CLIP: 400 M (image, caption) pairs from the web. Two encoders (image, text) project into a shared embedding space. In each batch of N pairs, the N × N similarity matrix has the diagonal as positives. Symmetric cross-entropy: for image i, the correct match is text i; vice versa. Zero-shot classification: for each class name, encode 'a photo of a {class}' via text encoder → class embedding; embed image; predict via argmax of cosine similarities.
CLIP failure modes: (1) compositional weakness — 'a horse riding a man' and 'a man riding a horse' are nearly indistinguishable (global representation, not relational); (2) no hard negatives during training — random batch negatives are too easy, so fine-grained discrimination doesn't emerge; (3) Concept Association Bias — words treated as a bag, attributes attach to wrong objects.
Definitions
- InfoNCE — Contrastive loss — softmax CE with a positive logit and many negative logits, scaled by temperature τ.
- NT-Xent — Normalized Temperature-scaled cross-entropy — SimCLR's specific form of InfoNCE.
- Projection head — Small MLP between encoder and contrastive loss; discarded at downstream; preserves broad encoder features.
- Momentum encoder — Slowly-updated copy of the online encoder via EMA; used as the key/target side in MoCo/BYOL.
- Zero-shot classification (CLIP) — Encode 'a photo of a {class}' for every class; predict argmax cosine similarity with the image embedding.
Formulas
L_{i} = -\log \frac{\exp(\mathrm{sim}(z_i, z_i^+)/\tau)}{\sum_j \exp(\mathrm{sim}(z_i, z_j)/\tau)}\theta_k \leftarrow m\,\theta_k + (1-m)\,\theta_q,\ \ m \approx 0.999\ \ \text{(MoCo)}L_{\text{CLIP}} = \tfrac{1}{2}(L_{i\to t} + L_{t\to i}),\ \ L_{i\to t,i} = -\log \frac{\exp(z_i^I \cdot z_i^T / \tau)}{\sum_j \exp(z_i^I \cdot z_j^T / \tau)}\text{Zero-shot:}\ \hat y = \arg\max_c \cos(z^I,\ z^T_{\text{`a photo of a `} + c})
Derivations
InfoNCE ≡ cross-entropy: with one positive logit s⁺ and K − 1 negative logits {sⱼ}, the softmax CE for the positive class is −log(e^{s⁺}/Σⱼ e^{sⱼ}) = −s⁺ + log Σⱼ e^{sⱼ}. NT-Xent is exactly this with sim/τ as the logit and the positive picked by augmentation pairing.
Examples
- SimCLR augmentation pipeline that worked: random crop + colour jitter + Gaussian blur. Removing colour jitter degraded performance more than any other.

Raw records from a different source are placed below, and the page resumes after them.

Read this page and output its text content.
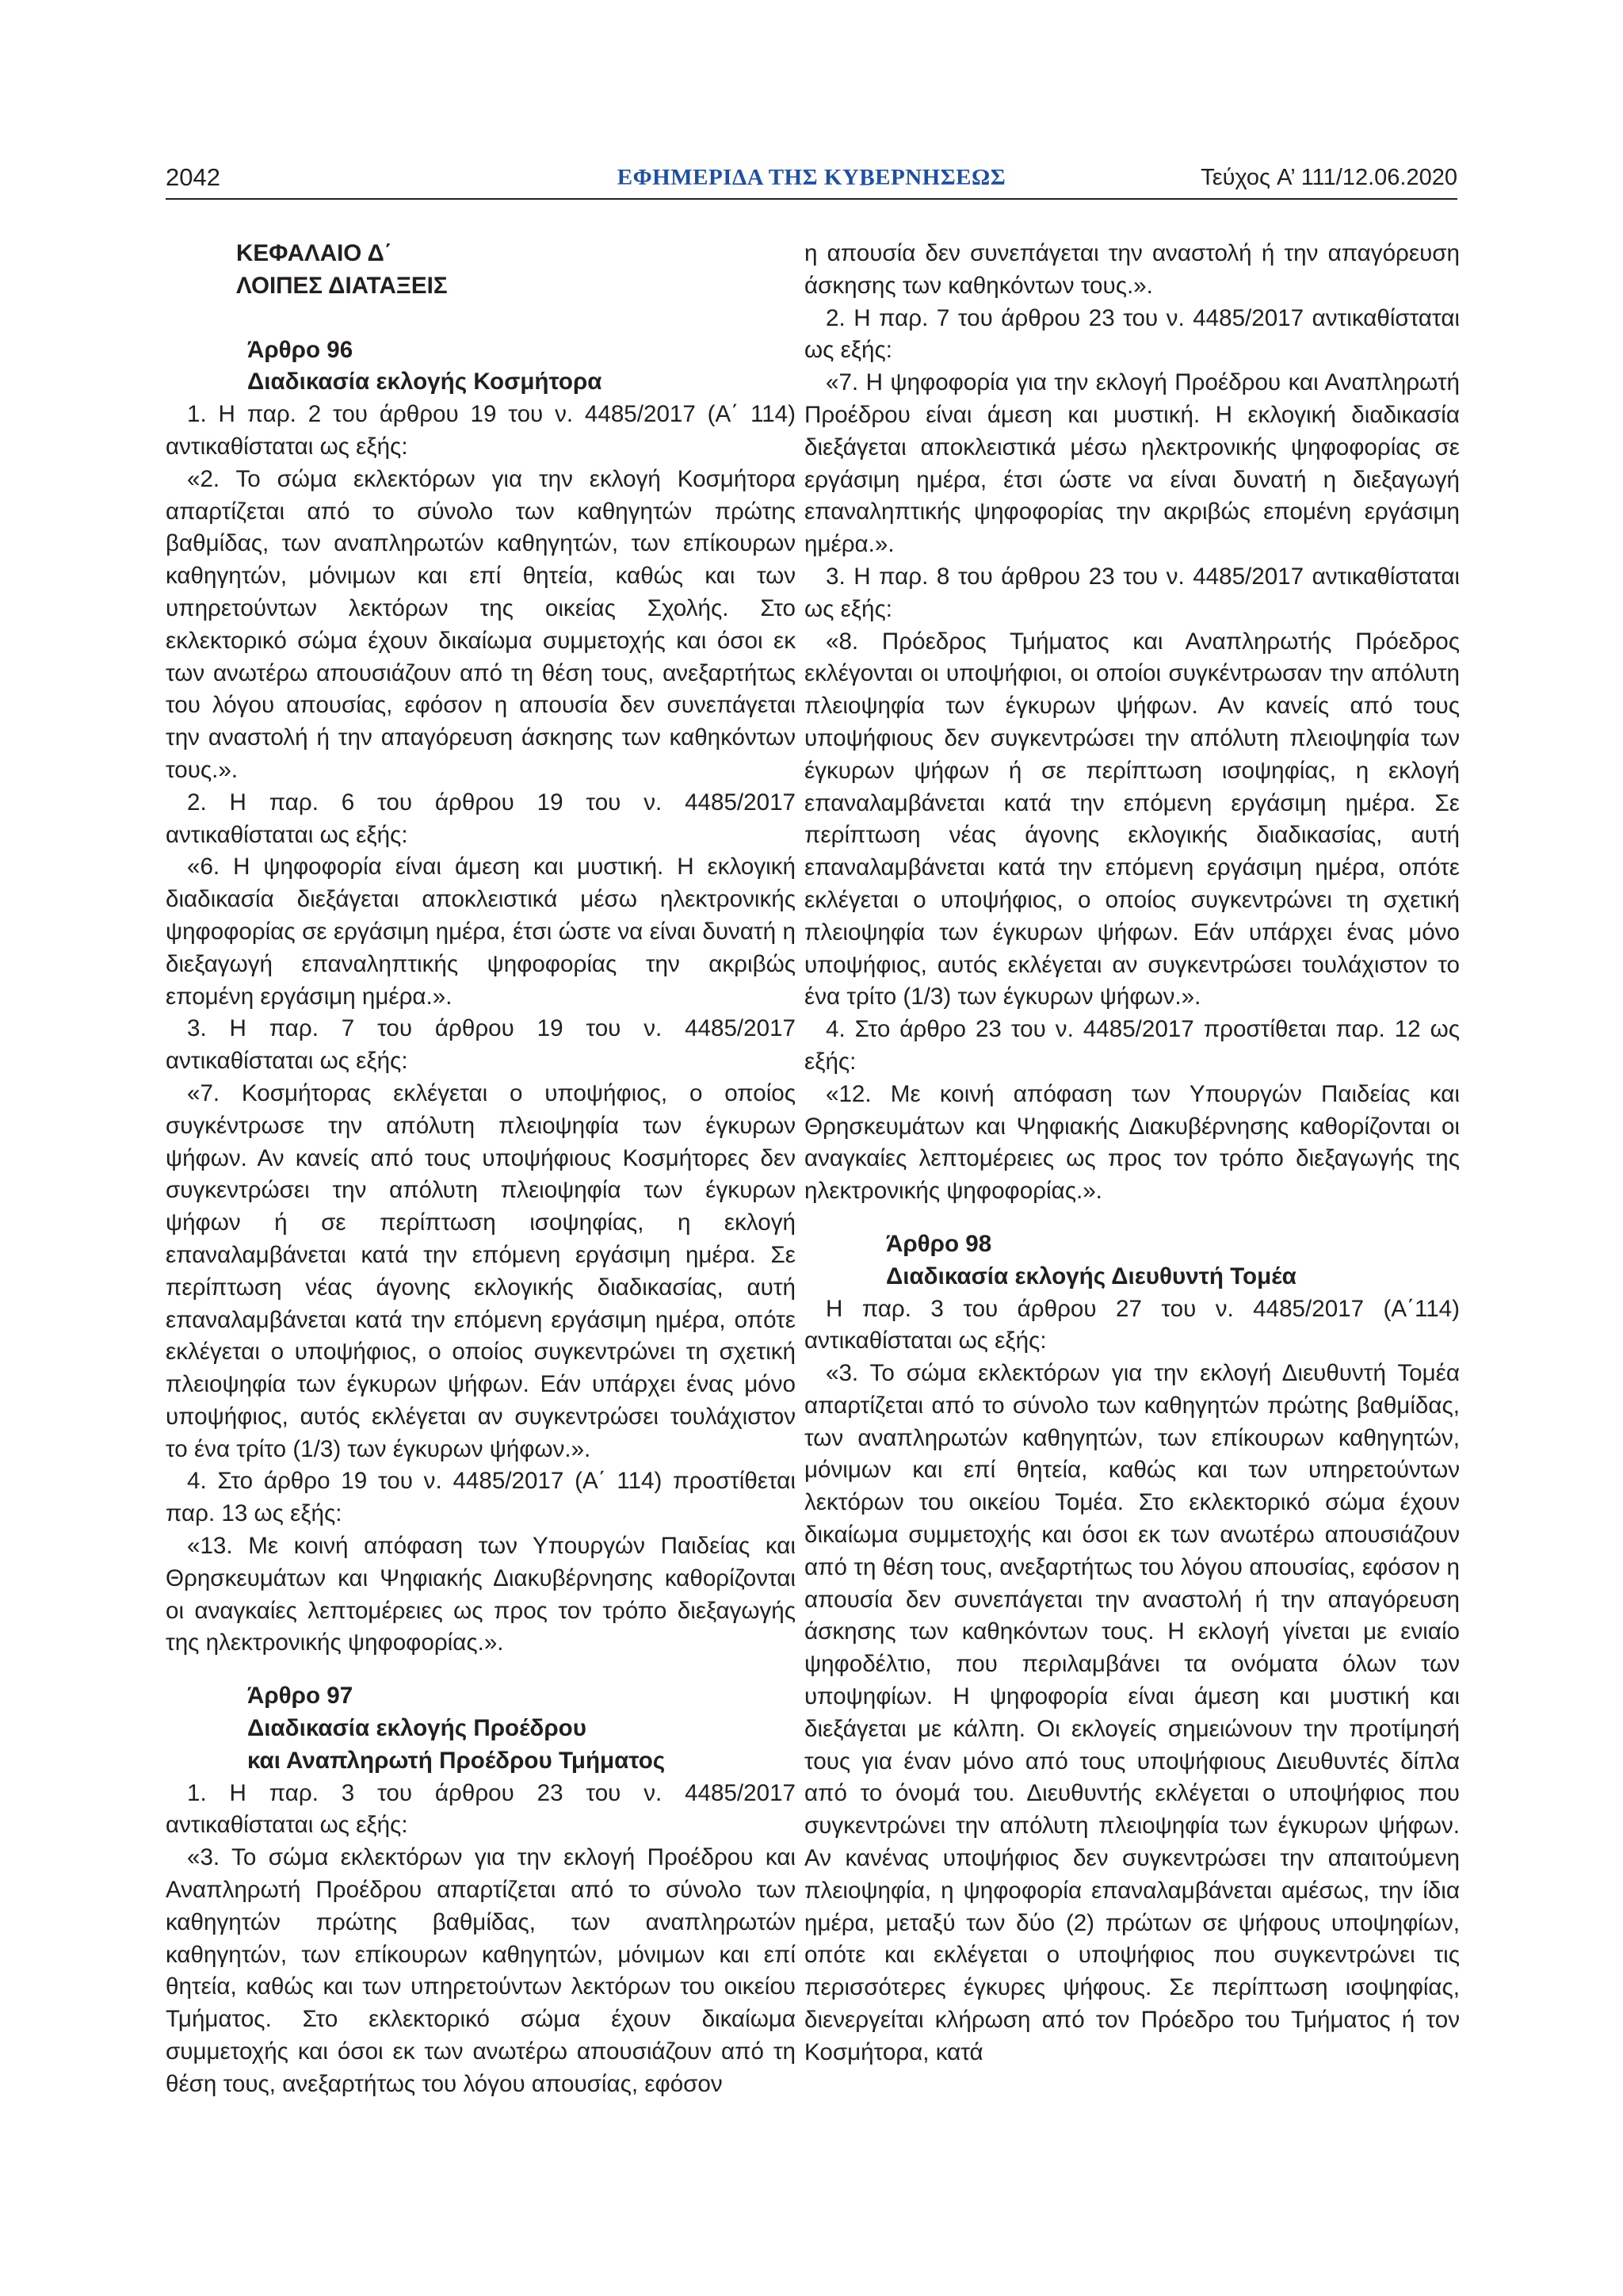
2042	ΕΦΗΜΕΡΙΔΑ ΤΗΣ ΚΥΒΕΡΝΗΣΕΩΣ	Τεύχος A’ 111/12.06.2020

ΚΕΦΑΛΑΙΟ Δ΄

ΛΟΙΠΕΣ ΔΙΑΤΑΞΕΙΣ

Άρθρο 96

Διαδικασία εκλογής Κοσμήτορα

1. Η παρ. 2 του άρθρου 19 του ν. 4485/2017 (A΄ 114) αντικαθίσταται ως εξής:

«2. Το σώμα εκλεκτόρων για την εκλογή Κοσμήτορα απαρτίζεται από το σύνολο των καθηγητών πρώτης βαθμίδας, των αναπληρωτών καθηγητών, των επίκουρων καθηγητών, μόνιμων και επί θητεία, καθώς και των υπηρετούντων λεκτόρων της οικείας Σχολής. Στο εκλεκτορικό σώμα έχουν δικαίωμα συμμετοχής και όσοι εκ των ανωτέρω απουσιάζουν από τη θέση τους, ανεξαρτήτως του λόγου απουσίας, εφόσον η απουσία δεν συνεπάγεται την αναστολή ή την απαγόρευση άσκησης των καθηκόντων τους.».

2. Η παρ. 6 του άρθρου 19 του ν. 4485/2017 αντικαθίσταται ως εξής:

«6. Η ψηφοφορία είναι άμεση και μυστική. Η εκλογική διαδικασία διεξάγεται αποκλειστικά μέσω ηλεκτρονικής ψηφοφορίας σε εργάσιμη ημέρα, έτσι ώστε να είναι δυνατή η διεξαγωγή επαναληπτικής ψηφοφορίας την ακριβώς επομένη εργάσιμη ημέρα.».

3. Η παρ. 7 του άρθρου 19 του ν. 4485/2017 αντικαθίσταται ως εξής:

«7. Κοσμήτορας εκλέγεται ο υποψήφιος, ο οποίος συγκέντρωσε την απόλυτη πλειοψηφία των έγκυρων ψήφων. Αν κανείς από τους υποψήφιους Κοσμήτορες δεν συγκεντρώσει την απόλυτη πλειοψηφία των έγκυρων ψήφων ή σε περίπτωση ισοψηφίας, η εκλογή επαναλαμβάνεται κατά την επόμενη εργάσιμη ημέρα. Σε περίπτωση νέας άγονης εκλογικής διαδικασίας, αυτή επαναλαμβάνεται κατά την επόμενη εργάσιμη ημέρα, οπότε εκλέγεται ο υποψήφιος, ο οποίος συγκεντρώνει τη σχετική πλειοψηφία των έγκυρων ψήφων. Εάν υπάρχει ένας μόνο υποψήφιος, αυτός εκλέγεται αν συγκεντρώσει τουλάχιστον το ένα τρίτο (1/3) των έγκυρων ψήφων.».

4. Στο άρθρο 19 του ν. 4485/2017 (A΄ 114) προστίθεται παρ. 13 ως εξής:

«13. Με κοινή απόφαση των Υπουργών Παιδείας και Θρησκευμάτων και Ψηφιακής Διακυβέρνησης καθορίζονται οι αναγκαίες λεπτομέρειες ως προς τον τρόπο διεξαγωγής της ηλεκτρονικής ψηφοφορίας.».

Άρθρο 97

Διαδικασία εκλογής Προέδρου

και Αναπληρωτή Προέδρου Τμήματος

1. Η παρ. 3 του άρθρου 23 του ν. 4485/2017 αντικαθίσταται ως εξής:

«3. Το σώμα εκλεκτόρων για την εκλογή Προέδρου και Αναπληρωτή Προέδρου απαρτίζεται από το σύνολο των καθηγητών πρώτης βαθμίδας, των αναπληρωτών καθηγητών, των επίκουρων καθηγητών, μόνιμων και επί θητεία, καθώς και των υπηρετούντων λεκτόρων του οικείου Τμήματος. Στο εκλεκτορικό σώμα έχουν δικαίωμα συμμετοχής και όσοι εκ των ανωτέρω απουσιάζουν από τη θέση τους, ανεξαρτήτως του λόγου απουσίας, εφόσον

η απουσία δεν συνεπάγεται την αναστολή ή την απαγόρευση άσκησης των καθηκόντων τους.».

2. Η παρ. 7 του άρθρου 23 του ν. 4485/2017 αντικαθίσταται ως εξής:

«7. Η ψηφοφορία για την εκλογή Προέδρου και Αναπληρωτή Προέδρου είναι άμεση και μυστική. Η εκλογική διαδικασία διεξάγεται αποκλειστικά μέσω ηλεκτρονικής ψηφοφορίας σε εργάσιμη ημέρα, έτσι ώστε να είναι δυνατή η διεξαγωγή επαναληπτικής ψηφοφορίας την ακριβώς επομένη εργάσιμη ημέρα.».

3. Η παρ. 8 του άρθρου 23 του ν. 4485/2017 αντικαθίσταται ως εξής:

«8. Πρόεδρος Τμήματος και Αναπληρωτής Πρόεδρος εκλέγονται οι υποψήφιοι, οι οποίοι συγκέντρωσαν την απόλυτη πλειοψηφία των έγκυρων ψήφων. Αν κανείς από τους υποψήφιους δεν συγκεντρώσει την απόλυτη πλειοψηφία των έγκυρων ψήφων ή σε περίπτωση ισοψηφίας, η εκλογή επαναλαμβάνεται κατά την επόμενη εργάσιμη ημέρα. Σε περίπτωση νέας άγονης εκλογικής διαδικασίας, αυτή επαναλαμβάνεται κατά την επόμενη εργάσιμη ημέρα, οπότε εκλέγεται ο υποψήφιος, ο οποίος συγκεντρώνει τη σχετική πλειοψηφία των έγκυρων ψήφων. Εάν υπάρχει ένας μόνο υποψήφιος, αυτός εκλέγεται αν συγκεντρώσει τουλάχιστον το ένα τρίτο (1/3) των έγκυρων ψήφων.».

4. Στο άρθρο 23 του ν. 4485/2017 προστίθεται παρ. 12 ως εξής:

«12. Με κοινή απόφαση των Υπουργών Παιδείας και Θρησκευμάτων και Ψηφιακής Διακυβέρνησης καθορίζονται οι αναγκαίες λεπτομέρειες ως προς τον τρόπο διεξαγωγής της ηλεκτρονικής ψηφοφορίας.».

Άρθρο 98

Διαδικασία εκλογής Διευθυντή Τομέα

Η παρ. 3 του άρθρου 27 του ν. 4485/2017 (A΄114) αντικαθίσταται ως εξής:

«3. Το σώμα εκλεκτόρων για την εκλογή Διευθυντή Τομέα απαρτίζεται από το σύνολο των καθηγητών πρώτης βαθμίδας, των αναπληρωτών καθηγητών, των επίκουρων καθηγητών, μόνιμων και επί θητεία, καθώς και των υπηρετούντων λεκτόρων του οικείου Τομέα. Στο εκλεκτορικό σώμα έχουν δικαίωμα συμμετοχής και όσοι εκ των ανωτέρω απουσιάζουν από τη θέση τους, ανεξαρτήτως του λόγου απουσίας, εφόσον η απουσία δεν συνεπάγεται την αναστολή ή την απαγόρευση άσκησης των καθηκόντων τους. Η εκλογή γίνεται με ενιαίο ψηφοδέλτιο, που περιλαμβάνει τα ονόματα όλων των υποψηφίων. Η ψηφοφορία είναι άμεση και μυστική και διεξάγεται με κάλπη. Οι εκλογείς σημειώνουν την προτίμησή τους για έναν μόνο από τους υποψήφιους Διευθυντές δίπλα από το όνομά του. Διευθυντής εκλέγεται ο υποψήφιος που συγκεντρώνει την απόλυτη πλειοψηφία των έγκυρων ψήφων. Αν κανένας υποψήφιος δεν συγκεντρώσει την απαιτούμενη πλειοψηφία, η ψηφοφορία επαναλαμβάνεται αμέσως, την ίδια ημέρα, μεταξύ των δύο (2) πρώτων σε ψήφους υποψηφίων, οπότε και εκλέγεται ο υποψήφιος που συγκεντρώνει τις περισσότερες έγκυρες ψήφους. Σε περίπτωση ισοψηφίας, διενεργείται κλήρωση από τον Πρόεδρο του Τμήματος ή τον Κοσμήτορα, κατά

- CLIP zero-shot on ImageNet via 'a photo of a {class}': ~76% top-1 zero-shot (no fine-tuning), comparable to a supervised ResNet-50.
- BYOL collapse without stop-gradient: the online network just copies the target (gradient flows symmetrically) — representations collapse to a constant.
Diagrams
- SimCLR: two augmented views of x → shared encoder → projection g → NT-Xent loss against other batch items as negatives.
- MoCo: query encoder + momentum key encoder + queue of past keys (negatives).
- CLIP training: N×N similarity matrix; diagonal positives; symmetric CE over rows and columns.
Edge cases
- SimCLR with batch size 256 underperforms supervised — needs 4 k+ for enough negatives.
- BYOL without stop-gradient collapses to a constant representation.
- CLIP fine-grained classification (dog breeds): zero-shot performance drops; prompt engineering helps but limited.
Common mistakes
- Stating SimCLR needs no negatives — it does (BYOL is the one without).
- Discarding the encoder f and keeping the projection g for downstream — opposite of what you should do.
- Treating CLIP's loss as one-directional CE — it's symmetric over rows AND columns.
- Calling CLIP's zero-shot 'few-shot' — no labelled examples of the target classes are seen.
Shortcuts
- Projection head g present at training, discarded at downstream.
- MoCo: queue + momentum. BYOL: predictor + stop-gradient. SimCLR: just big batches.
- CLIP zero-shot template: 'a photo of a {class}'.